Oh, and, I don't like the thought of multiples because I want AT LEAST this pregnancy and another- I'd love to have a family of 4-5 kids, but DH would be happy to stop at 2. We'll have 3, I'm pretty sure, but, I don't know how much of a chance I have to convince him for 4. So, a multiple pregnancy would make me sad because I would lose being able to experience another pregnancy- which I LOVE.
I'm nauseated and I feel depressed. I never feel depressed. I hate hormones. They suck.
I'd eat some :icecream: to make me feel better if I didn't think it would make me puke. lol
Oh my god, talk about hormones. I'm soooooooooooo hormonal. Evil, catty b*tch mommy and wife. It's not pretty. I'm sorry you're depressed and can't eat ice cream
Gosh our board is kind of dead. I'm glad there are more BFP's rolling in but we're getting into July BFP's now so hopefully some more June mama's will find us soon.

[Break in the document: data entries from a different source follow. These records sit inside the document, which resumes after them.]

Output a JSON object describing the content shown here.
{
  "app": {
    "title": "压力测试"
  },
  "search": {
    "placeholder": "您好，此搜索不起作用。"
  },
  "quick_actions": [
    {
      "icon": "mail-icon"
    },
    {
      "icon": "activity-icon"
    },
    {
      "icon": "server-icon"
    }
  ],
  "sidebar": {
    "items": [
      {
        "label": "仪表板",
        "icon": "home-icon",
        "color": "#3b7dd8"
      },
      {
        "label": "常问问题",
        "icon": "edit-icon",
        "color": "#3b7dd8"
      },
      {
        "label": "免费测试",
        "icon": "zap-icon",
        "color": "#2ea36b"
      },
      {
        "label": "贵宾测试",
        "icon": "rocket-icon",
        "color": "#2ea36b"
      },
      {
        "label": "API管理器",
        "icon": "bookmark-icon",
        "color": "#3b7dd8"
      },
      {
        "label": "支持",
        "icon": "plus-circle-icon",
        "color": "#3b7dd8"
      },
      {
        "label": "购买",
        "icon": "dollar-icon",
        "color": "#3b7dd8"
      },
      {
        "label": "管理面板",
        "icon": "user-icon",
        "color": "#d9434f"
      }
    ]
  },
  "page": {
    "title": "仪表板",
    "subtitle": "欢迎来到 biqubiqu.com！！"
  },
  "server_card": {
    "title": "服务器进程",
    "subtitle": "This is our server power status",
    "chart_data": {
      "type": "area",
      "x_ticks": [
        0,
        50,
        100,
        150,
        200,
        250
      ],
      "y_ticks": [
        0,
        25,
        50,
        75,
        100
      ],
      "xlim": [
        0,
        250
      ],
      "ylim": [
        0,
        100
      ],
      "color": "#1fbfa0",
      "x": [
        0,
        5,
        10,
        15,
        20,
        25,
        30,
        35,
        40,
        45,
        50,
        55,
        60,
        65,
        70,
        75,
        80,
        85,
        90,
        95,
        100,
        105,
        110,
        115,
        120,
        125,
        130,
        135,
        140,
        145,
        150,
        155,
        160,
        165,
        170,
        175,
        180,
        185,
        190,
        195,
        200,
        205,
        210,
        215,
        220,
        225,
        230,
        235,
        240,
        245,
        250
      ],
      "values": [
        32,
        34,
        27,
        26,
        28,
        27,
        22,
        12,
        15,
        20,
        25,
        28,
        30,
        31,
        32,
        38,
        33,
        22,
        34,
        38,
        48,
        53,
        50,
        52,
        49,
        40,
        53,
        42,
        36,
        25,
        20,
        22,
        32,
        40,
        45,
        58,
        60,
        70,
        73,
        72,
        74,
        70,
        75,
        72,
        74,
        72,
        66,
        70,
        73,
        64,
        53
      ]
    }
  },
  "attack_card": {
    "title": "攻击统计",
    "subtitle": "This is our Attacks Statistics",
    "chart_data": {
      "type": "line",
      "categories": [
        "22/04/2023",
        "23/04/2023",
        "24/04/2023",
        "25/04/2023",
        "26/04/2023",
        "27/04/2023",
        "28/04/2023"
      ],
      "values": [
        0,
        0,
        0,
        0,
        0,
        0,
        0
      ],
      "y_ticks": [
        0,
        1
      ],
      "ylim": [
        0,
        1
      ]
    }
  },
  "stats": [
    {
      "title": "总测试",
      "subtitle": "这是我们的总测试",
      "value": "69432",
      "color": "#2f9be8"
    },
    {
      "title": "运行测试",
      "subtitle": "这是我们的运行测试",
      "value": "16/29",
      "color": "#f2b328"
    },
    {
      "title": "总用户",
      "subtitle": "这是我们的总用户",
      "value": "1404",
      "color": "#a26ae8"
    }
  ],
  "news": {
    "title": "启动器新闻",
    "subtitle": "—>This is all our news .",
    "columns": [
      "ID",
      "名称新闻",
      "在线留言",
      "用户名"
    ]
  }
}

Right now I've got a burning under my ribs.. reminds me of my gallbladder pain. I had that out in March (thank god!) and occasionally get phantom pain under there. It's not really bad or anything, just uncomfortable. I remember with my 1st pregnancy I was in so much pain and no one could ever tell me what was wrong. I went to L&D twice with the crazy pain and no one could ever help me. It sucked!
Sooooooooo yeah... any plans for the week?